THE VERDICT: Giga Wrecker Alt. has plenty of great elements, but a few inconsistencies ended up making them harder to appreciate. Despite how busy the visual design can be, the lore and character stories of Reika and the Astras enhance a world filled with intelligent puzzle room designs. The block-breaking mechanics and scrap usage have plenty of mileage thanks to smart area design and the many gimmicks applied to them, but the solid mechanics are hurt by the more random ones. A stray piece of rubble you can’t interact with can sabotage a solution or a robot may blow a piece of matter you absolutely need out of your reach, and restarting some of the more intricate rooms can be a blow to one’s enjoyment of the game. Multiple solutions can be found in some areas to make up for it and these issues are rather uncommon, but the excellent challenges are still hurt when the focus on surgical destruction and precise placement that makes them fun to figure out hits a snag you have little control over.
And so, I give Giga Wrecker Alt. for Xbox One…
A GOOD rating.

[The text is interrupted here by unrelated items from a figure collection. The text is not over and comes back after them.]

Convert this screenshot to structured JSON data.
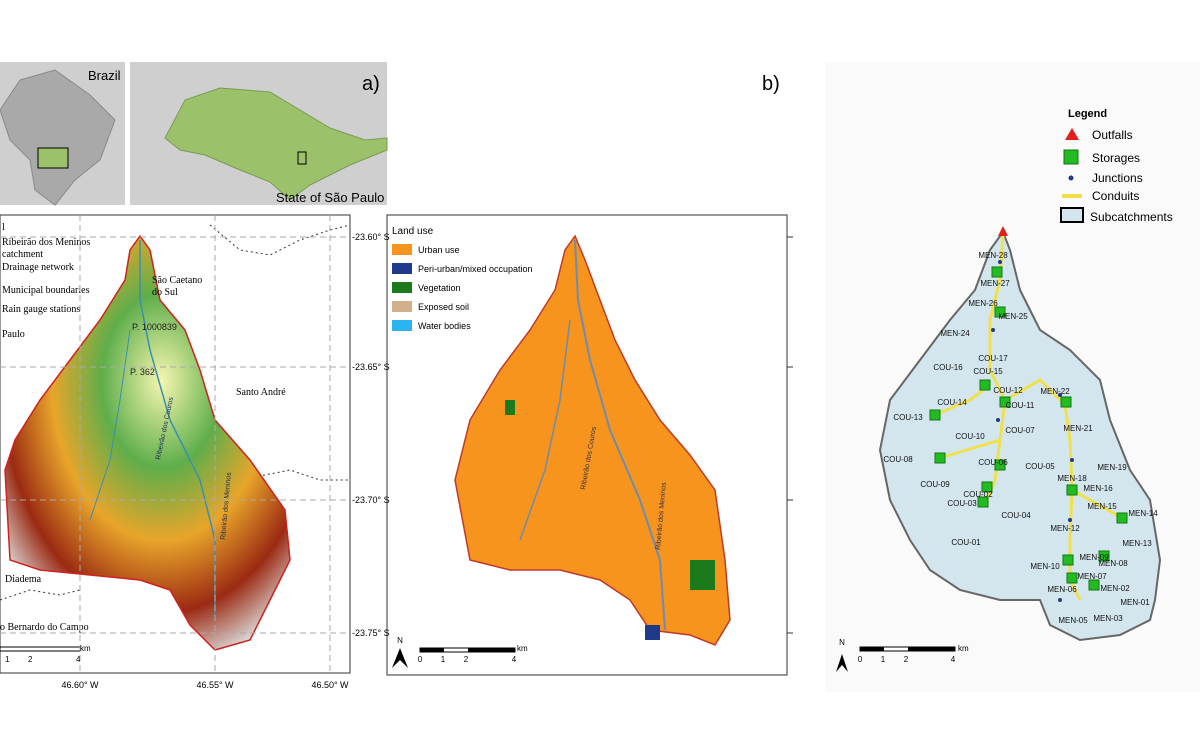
{
  "panel_a": {
    "label": "a)",
    "inset": {
      "country": "Brazil",
      "state": "State of São Paulo"
    },
    "legend": [
      [
        "l"
      ],
      [
        "Ribeirão dos Meninos",
        "catchment"
      ],
      [
        "Drainage network"
      ],
      [
        "Municipal boundaries"
      ],
      [
        "Rain gauge stations"
      ],
      [
        "Paulo"
      ]
    ],
    "places": [
      [
        "São Caetano",
        "do Sul"
      ],
      [
        "Santo André"
      ],
      [
        "Diadema"
      ],
      [
        "o Bernardo do Campo"
      ]
    ],
    "gauges": [
      "P. 1000839",
      "P. 362"
    ],
    "rivers": [
      "Ribeirão dos Couros",
      "Ribeirão dos Meninos"
    ],
    "lat_ticks": [
      "-23.60° S",
      "-23.65° S",
      "-23.70° S",
      "-23.75° S"
    ],
    "lon_ticks": [
      "46.60° W",
      "46.55° W",
      "46.50° W"
    ],
    "scale": {
      "ticks": [
        "1",
        "2",
        "4"
      ],
      "unit": "km"
    }
  },
  "land_use": {
    "title": "Land use",
    "items": [
      {
        "label": "Urban use",
        "color": "#f7941d"
      },
      {
        "label": "Peri-urban/mixed occupation",
        "color": "#1f3a8a"
      },
      {
        "label": "Vegetation",
        "color": "#1b7a1b"
      },
      {
        "label": "Exposed soil",
        "color": "#d2b08c"
      },
      {
        "label": "Water bodies",
        "color": "#2bb5f0"
      }
    ],
    "rivers": [
      "Ribeirão dos Couros",
      "Ribeirão dos Meninos"
    ],
    "scale": {
      "ticks": [
        "0",
        "1",
        "2",
        "4"
      ],
      "unit": "km"
    },
    "north": "N"
  },
  "panel_b": {
    "label": "b)",
    "legend_title": "Legend",
    "legend": [
      "Outfalls",
      "Storages",
      "Junctions",
      "Conduits",
      "Subcatchments"
    ],
    "nodes": [
      "MEN-28",
      "MEN-27",
      "MEN-26",
      "MEN-25",
      "MEN-24",
      "COU-17",
      "COU-16",
      "COU-15",
      "COU-12",
      "COU-13",
      "COU-14",
      "COU-11",
      "MEN-22",
      "MEN-21",
      "COU-10",
      "COU-07",
      "COU-08",
      "COU-06",
      "COU-05",
      "COU-09",
      "MEN-19",
      "MEN-18",
      "MEN-16",
      "COU-02",
      "COU-03",
      "MEN-15",
      "MEN-14",
      "COU-04",
      "MEN-12",
      "MEN-13",
      "COU-01",
      "MEN-09",
      "MEN-08",
      "MEN-10",
      "MEN-07",
      "MEN-06",
      "MEN-02",
      "MEN-01",
      "MEN-05",
      "MEN-03"
    ],
    "scale": {
      "ticks": [
        "0",
        "1",
        "2",
        "4"
      ],
      "unit": "km"
    },
    "north": "N"
  }
}
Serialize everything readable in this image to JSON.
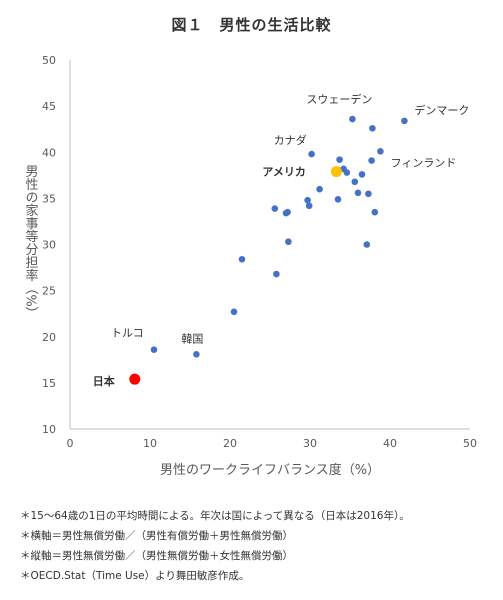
{
  "chart_data": {
    "type": "scatter",
    "title": "図１　男性の生活比較",
    "xlabel": "男性のワークライフバランス度（%）",
    "ylabel": "男性の家事等分担率（%）",
    "xlim": [
      0,
      50
    ],
    "ylim": [
      10,
      50
    ],
    "xticks": [
      "0",
      "10",
      "20",
      "30",
      "40",
      "50"
    ],
    "yticks": [
      "10",
      "15",
      "20",
      "25",
      "30",
      "35",
      "40",
      "45",
      "50"
    ],
    "grid": false,
    "series": [
      {
        "color": "#4472c4",
        "points": [
          {
            "x": 10.5,
            "y": 18.6,
            "label": "トルコ"
          },
          {
            "x": 15.8,
            "y": 18.1,
            "label": "韓国"
          },
          {
            "x": 20.5,
            "y": 22.7
          },
          {
            "x": 21.5,
            "y": 28.4
          },
          {
            "x": 25.6,
            "y": 33.9
          },
          {
            "x": 25.8,
            "y": 26.8
          },
          {
            "x": 27.0,
            "y": 33.4
          },
          {
            "x": 27.2,
            "y": 33.5
          },
          {
            "x": 27.3,
            "y": 30.3
          },
          {
            "x": 29.7,
            "y": 34.8
          },
          {
            "x": 29.9,
            "y": 34.2
          },
          {
            "x": 30.2,
            "y": 39.8,
            "label": "カナダ"
          },
          {
            "x": 31.2,
            "y": 36.0
          },
          {
            "x": 33.5,
            "y": 34.9
          },
          {
            "x": 33.7,
            "y": 39.2
          },
          {
            "x": 34.2,
            "y": 38.2
          },
          {
            "x": 34.6,
            "y": 37.8
          },
          {
            "x": 35.3,
            "y": 43.6,
            "label": "スウェーデン"
          },
          {
            "x": 35.6,
            "y": 36.8
          },
          {
            "x": 36.0,
            "y": 35.6
          },
          {
            "x": 36.5,
            "y": 37.6
          },
          {
            "x": 37.1,
            "y": 30.0
          },
          {
            "x": 37.3,
            "y": 35.5
          },
          {
            "x": 37.7,
            "y": 39.1,
            "label": "フィンランド"
          },
          {
            "x": 37.8,
            "y": 42.6
          },
          {
            "x": 38.1,
            "y": 33.5
          },
          {
            "x": 38.8,
            "y": 40.1
          },
          {
            "x": 41.8,
            "y": 43.4,
            "label": "デンマーク"
          }
        ]
      },
      {
        "color": "#ffc000",
        "points": [
          {
            "x": 33.3,
            "y": 37.9,
            "label": "アメリカ"
          }
        ]
      },
      {
        "color": "#ff0000",
        "points": [
          {
            "x": 8.1,
            "y": 15.4,
            "label": "日本"
          }
        ]
      }
    ]
  },
  "notes": [
    "＊15〜64歳の1日の平均時間による。年次は国によって異なる（日本は2016年）。",
    "＊横軸＝男性無償労働／（男性有償労働＋男性無償労働）",
    "＊縦軸＝男性無償労働／（男性無償労働＋女性無償労働）",
    "＊OECD.Stat（Time Use）より舞田敏彦作成。"
  ]
}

Giga Wrecker Alt. can get you invested in its world and characters, it can really test your problem solving skills with some complex physics puzzles, and it can be flexible enough for players to find their own ways around certain situations, but it just couldn’t keep things quite tight enough where it counts. Things like slow area restarts can be overlooked in favor of the quality of the rest of the content, but when the core of the game has a small flaw that keeps impacting play, all the wonderful parts of it are harder to enjoy. The little issues with rubble and scrap are thankfully not enough to kill the game though, because when things work, areas can make you feel clever for overcoming them whether you used the intended method or an improvised one. The bosses make for good shifts in gameplay style without breaking away entirely from the focus on using your mind to complete challenges, and when time travel does begin to impact the story, it makes things complex in a good way both in regards to the narrative and the puzzles, new areas opening up that really put all the mechanics you’ve encountered over the course of the game to the test.
Despite some issues with misplaced rubble and enemy chunks, Giga Wrecker Alt. is a game that keeps delivering on new puzzle concepts and new world lore to keep things entertaining. It is an action/adventure game with a strong plot built out of a sturdy puzzle platformer core, the mechanics explored thoroughly so that, for the most part, this physics-focused puzzler tests the player’s mettle as well as their ability to manage metal well.
Gotta give props again for managing to snag a review copy of a game from flippin’ GAME FREAK. Even if all of their non-Pokemon stuff is incredibly obscure (I imagine most people reading this didn’t know Game Freak made this game, nor did they know of any non-Pokemon Game Freak games except maybe Drill Dozer), that’s still a pretty big get.